Piepsende Küken und verschmuste Kälber – das Wildparadies Tripsdrill hat wieder Nachwuchs zu verkünden. In der Falknerei haben in den letzten Wochen junge Störche, zwei Königsrauhfußbussarde und zwei Gänsegeier das Licht der Welt erblickt. Zu ihnen gesellen sich 2 junge Yak-Kälber, ein kleines Muntjak sowie Sika- und Damhirsch-, Dybowski- und Rotwild-Kälber.


Nachwuchs bei den majestätischen Greifvögeln
Dass man die Bewohner der Falknerei schon von weitem Kreischen und Piepsen hört, ist ja bekanntlich nichts Neues. Neben den Stimmen der Altvögel können die Besucher seit kurzem auch das zaghafte Piepsen des Nachwuchses vernehmen. Die in Nordamerika heimischen Königsrauhfußbussarde haben zwei Küken geboren. In den nächsten Wochen wachsen ihnen prächtige Federn – Königsrauhfußbussarde können eine Flügelspannweite bis 144 cm erreichen und bis zu 2 kg schwer werden.

Nach langem Brüten sind bei den Gänsegeiern zwei Küken geschlüpft. Einer der beiden noch etwas kahl aussehenden Jungvögel wird zu Beginn mit der Hand aufgezogen. Und auch bei den für Tripsdrill bekannten Weißstörchen ist die Brut erfolgreich verlaufen: in den Nestern tummeln sich lauter kleine Küken – ein paar von ihnen wurden bereits beringt.

Verschmuster Publikumsliebling
Erst vor wenigen Tagen wurde ein zweites Yak-Kalb geboren. Schon nach kürzester Zeit hat es die Herzen der Wildparadies-Besucher erobert – ganz verschmust streunt das kleine Kalb am Zaun entlang und fordert Streicheleinheiten von den Besuchern ein. Wer kann da schon Nein sagen?

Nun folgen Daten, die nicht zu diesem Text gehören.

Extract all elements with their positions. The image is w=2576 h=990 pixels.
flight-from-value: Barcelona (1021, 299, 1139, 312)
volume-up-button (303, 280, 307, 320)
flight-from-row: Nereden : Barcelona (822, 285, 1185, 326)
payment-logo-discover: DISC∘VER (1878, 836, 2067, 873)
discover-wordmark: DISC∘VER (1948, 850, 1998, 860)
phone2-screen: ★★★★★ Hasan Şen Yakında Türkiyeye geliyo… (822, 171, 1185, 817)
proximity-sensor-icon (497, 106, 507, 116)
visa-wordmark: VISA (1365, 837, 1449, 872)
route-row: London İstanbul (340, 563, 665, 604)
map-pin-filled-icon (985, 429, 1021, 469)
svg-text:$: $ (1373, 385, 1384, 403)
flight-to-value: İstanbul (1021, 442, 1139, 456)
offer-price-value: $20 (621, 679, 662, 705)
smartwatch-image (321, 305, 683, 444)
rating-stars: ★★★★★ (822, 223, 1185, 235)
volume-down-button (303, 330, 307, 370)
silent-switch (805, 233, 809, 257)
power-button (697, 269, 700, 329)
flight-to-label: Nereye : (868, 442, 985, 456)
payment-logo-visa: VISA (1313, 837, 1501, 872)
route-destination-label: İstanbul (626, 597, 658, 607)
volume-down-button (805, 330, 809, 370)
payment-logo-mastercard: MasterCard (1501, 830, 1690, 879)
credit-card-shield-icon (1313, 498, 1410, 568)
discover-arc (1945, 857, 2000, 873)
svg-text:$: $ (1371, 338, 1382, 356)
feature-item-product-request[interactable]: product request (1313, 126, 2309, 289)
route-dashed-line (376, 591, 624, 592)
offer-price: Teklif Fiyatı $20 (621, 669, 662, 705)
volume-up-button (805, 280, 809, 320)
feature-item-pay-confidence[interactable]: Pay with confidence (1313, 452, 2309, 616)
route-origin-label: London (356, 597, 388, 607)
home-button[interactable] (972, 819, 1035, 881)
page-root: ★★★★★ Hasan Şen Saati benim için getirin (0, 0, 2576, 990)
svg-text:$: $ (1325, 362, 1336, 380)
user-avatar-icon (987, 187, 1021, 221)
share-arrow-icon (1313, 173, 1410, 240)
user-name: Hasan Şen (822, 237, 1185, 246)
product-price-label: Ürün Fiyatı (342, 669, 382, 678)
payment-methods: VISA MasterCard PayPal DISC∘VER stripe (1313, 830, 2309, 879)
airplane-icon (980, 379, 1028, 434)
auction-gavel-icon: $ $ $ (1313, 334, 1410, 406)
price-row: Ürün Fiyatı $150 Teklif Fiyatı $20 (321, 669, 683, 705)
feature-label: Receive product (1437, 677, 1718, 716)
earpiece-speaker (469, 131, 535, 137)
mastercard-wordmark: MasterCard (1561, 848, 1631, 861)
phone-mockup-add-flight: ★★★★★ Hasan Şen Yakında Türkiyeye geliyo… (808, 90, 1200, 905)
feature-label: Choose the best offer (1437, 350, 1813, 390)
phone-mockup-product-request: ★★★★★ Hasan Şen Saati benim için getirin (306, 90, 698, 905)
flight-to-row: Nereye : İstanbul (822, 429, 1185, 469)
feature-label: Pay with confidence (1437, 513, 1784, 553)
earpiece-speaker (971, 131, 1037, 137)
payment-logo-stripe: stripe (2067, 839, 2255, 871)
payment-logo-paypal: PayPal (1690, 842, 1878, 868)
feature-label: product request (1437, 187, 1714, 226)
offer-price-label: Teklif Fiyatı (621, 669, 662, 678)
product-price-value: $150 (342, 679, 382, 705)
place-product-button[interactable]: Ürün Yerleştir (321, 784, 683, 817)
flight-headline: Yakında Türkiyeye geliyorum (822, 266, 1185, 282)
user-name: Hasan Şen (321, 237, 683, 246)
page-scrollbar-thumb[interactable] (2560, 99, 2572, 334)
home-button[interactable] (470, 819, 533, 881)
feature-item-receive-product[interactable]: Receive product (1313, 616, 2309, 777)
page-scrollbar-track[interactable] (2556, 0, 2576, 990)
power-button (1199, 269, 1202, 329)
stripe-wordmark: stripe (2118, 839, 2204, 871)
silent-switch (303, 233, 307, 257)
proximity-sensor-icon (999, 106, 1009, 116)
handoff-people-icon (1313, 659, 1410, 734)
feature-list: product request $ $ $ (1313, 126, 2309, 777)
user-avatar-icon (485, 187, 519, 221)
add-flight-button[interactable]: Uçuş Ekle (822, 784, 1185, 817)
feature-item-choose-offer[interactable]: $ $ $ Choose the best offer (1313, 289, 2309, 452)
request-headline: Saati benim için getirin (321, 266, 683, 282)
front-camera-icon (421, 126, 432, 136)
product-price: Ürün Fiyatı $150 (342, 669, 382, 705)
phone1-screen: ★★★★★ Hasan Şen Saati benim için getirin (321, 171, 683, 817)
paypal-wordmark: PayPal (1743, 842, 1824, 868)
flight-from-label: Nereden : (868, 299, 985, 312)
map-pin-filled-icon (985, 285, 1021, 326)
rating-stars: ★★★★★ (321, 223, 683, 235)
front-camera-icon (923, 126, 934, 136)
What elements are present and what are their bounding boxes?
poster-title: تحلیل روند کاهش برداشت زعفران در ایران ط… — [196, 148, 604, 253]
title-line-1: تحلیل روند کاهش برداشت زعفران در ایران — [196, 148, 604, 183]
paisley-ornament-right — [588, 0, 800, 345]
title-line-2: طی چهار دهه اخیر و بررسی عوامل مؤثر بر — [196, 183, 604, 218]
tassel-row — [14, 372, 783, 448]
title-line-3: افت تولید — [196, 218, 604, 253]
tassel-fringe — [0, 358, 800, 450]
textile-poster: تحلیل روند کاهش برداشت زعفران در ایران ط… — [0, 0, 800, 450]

Übrigens: Yaks sind in Zentralasien beheimatet. Die Bullen können eine Kopf-Rumpf-Länge von bis zu 3,25 Metern und ein Gewicht von über einer Tonne erreichen – mit ihrem dunklen Fell und stattlichen Größe bieten sie den Besuchern einen beeindruckenden Anblick.

Großes Wuseln in den Hirschgehegen
Unsichere erste Schritte können die Besucher auch bei den Hirschen beobachten. Bei den aus Süd- und Ostasien stammenden Muntjaks (Zwerghirschen) erkundet der Nachwuchs neugierig sein neues Zuhause. In den Freigehegen haben Dam-, Dybowski- und Sikawild-Kälber das Licht der Welt erblickt – mit etwas Glück fressen die Kleinen den Besuchern schon aus der Hand. Und auch im Rotwild-Tal tummelt sich reichlich Nachwuchs.